Having a father in banking had done more to keep Amory out of the army than the boyhood rheumatic fever, if the truth were known. Amory was the scion of a well-off New England family, and a Cornell graduate. He took his own superiority for granted. Copper, whose background was different, and who’d only been to typing college, was more sensitive to slights.
She’d allowed him to seduce her one summer afternoon on Long Island, her first lover, and somewhat to her surprise, he had married her six months later.
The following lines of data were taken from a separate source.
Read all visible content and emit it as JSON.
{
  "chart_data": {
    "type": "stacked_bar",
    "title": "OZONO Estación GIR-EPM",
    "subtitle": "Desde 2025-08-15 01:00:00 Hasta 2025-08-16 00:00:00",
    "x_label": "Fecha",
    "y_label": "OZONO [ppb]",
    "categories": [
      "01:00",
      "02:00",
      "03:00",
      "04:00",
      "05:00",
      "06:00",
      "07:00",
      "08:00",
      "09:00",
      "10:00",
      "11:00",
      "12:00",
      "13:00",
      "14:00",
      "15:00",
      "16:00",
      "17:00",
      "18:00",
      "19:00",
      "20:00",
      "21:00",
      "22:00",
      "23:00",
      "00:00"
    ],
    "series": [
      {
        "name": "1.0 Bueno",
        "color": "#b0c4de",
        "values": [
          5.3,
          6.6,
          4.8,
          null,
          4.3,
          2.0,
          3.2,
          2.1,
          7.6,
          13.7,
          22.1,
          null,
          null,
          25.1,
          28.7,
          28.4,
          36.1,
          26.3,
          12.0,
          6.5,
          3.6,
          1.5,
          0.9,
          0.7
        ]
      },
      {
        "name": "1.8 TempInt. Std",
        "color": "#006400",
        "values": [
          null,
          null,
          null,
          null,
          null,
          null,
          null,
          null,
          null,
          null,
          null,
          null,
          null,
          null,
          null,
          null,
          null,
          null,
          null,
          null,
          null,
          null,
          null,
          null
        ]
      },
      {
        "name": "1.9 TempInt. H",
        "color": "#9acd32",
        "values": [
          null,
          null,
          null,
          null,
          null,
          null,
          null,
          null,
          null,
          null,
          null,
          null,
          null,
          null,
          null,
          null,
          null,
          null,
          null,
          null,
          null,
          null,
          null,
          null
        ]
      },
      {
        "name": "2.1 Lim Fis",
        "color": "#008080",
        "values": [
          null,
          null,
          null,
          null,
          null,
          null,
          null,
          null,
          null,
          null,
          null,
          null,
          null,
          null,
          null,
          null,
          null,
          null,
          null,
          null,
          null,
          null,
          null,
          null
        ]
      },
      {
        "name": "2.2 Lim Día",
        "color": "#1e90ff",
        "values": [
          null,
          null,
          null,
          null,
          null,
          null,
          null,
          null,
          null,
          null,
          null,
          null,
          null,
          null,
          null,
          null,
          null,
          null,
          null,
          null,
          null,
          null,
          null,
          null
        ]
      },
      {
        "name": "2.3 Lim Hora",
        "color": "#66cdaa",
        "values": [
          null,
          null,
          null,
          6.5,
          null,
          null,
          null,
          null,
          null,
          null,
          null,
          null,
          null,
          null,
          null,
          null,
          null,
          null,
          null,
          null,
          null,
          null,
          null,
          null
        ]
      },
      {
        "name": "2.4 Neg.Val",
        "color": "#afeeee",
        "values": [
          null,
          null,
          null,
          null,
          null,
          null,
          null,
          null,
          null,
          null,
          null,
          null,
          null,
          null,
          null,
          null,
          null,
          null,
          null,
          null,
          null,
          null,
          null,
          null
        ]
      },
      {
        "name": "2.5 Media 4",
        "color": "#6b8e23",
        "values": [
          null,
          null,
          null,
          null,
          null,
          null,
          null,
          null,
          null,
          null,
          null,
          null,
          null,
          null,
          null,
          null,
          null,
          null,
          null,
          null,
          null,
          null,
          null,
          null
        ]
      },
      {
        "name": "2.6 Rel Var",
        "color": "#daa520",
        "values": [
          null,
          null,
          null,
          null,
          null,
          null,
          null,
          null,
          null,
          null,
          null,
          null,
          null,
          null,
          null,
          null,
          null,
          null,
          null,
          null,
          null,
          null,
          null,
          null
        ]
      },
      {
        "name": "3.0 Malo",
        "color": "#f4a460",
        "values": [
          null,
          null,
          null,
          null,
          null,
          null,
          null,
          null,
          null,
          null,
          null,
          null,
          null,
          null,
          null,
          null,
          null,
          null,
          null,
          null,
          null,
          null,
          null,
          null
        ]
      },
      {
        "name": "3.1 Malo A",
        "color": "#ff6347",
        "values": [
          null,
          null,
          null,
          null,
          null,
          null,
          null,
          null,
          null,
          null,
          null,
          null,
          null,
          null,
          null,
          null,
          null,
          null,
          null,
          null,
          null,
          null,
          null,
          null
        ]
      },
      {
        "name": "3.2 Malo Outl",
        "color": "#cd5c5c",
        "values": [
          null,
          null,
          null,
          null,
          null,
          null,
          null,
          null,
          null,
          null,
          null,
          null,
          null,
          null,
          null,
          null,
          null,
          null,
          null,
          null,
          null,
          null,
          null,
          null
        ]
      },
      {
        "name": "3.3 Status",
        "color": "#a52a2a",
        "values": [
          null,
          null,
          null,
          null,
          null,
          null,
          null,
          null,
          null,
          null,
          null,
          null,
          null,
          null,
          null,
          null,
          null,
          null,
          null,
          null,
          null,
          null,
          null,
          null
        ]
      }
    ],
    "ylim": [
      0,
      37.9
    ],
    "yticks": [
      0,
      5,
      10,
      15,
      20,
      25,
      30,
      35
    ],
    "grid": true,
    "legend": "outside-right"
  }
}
Neither family had been happy with the match. On the Heathcote side, there had been dismay that Amory hadn’t chosen one of the eligible young butterflies who made their début each year. Copper’s father, a widowed Irish millhand, had felt that Amory was the wastrel offspring of the very people who had their boot on the neck of the workers. And as one of her brothers had brutally put it, Amory was also probably a bastard with women.
However, Amory had professed to admire her family’s struggles against the evils of capitalism. Like many upper-class intellectuals, he liked the idea of being rather on the left. Perhaps it had simply been the attraction of opposites. And possibly the fact that she had been open to sex in a way that girls from the gentry weren’t.
She had been drawn to his film-star good looks. He had thick blonde hair and eyes of an electric, almost violet blue; a colour she’d never seen in anyone else. He also had a born-to-it sophistication and an easy familiarity with a world she didn’t know but secretly aspired to.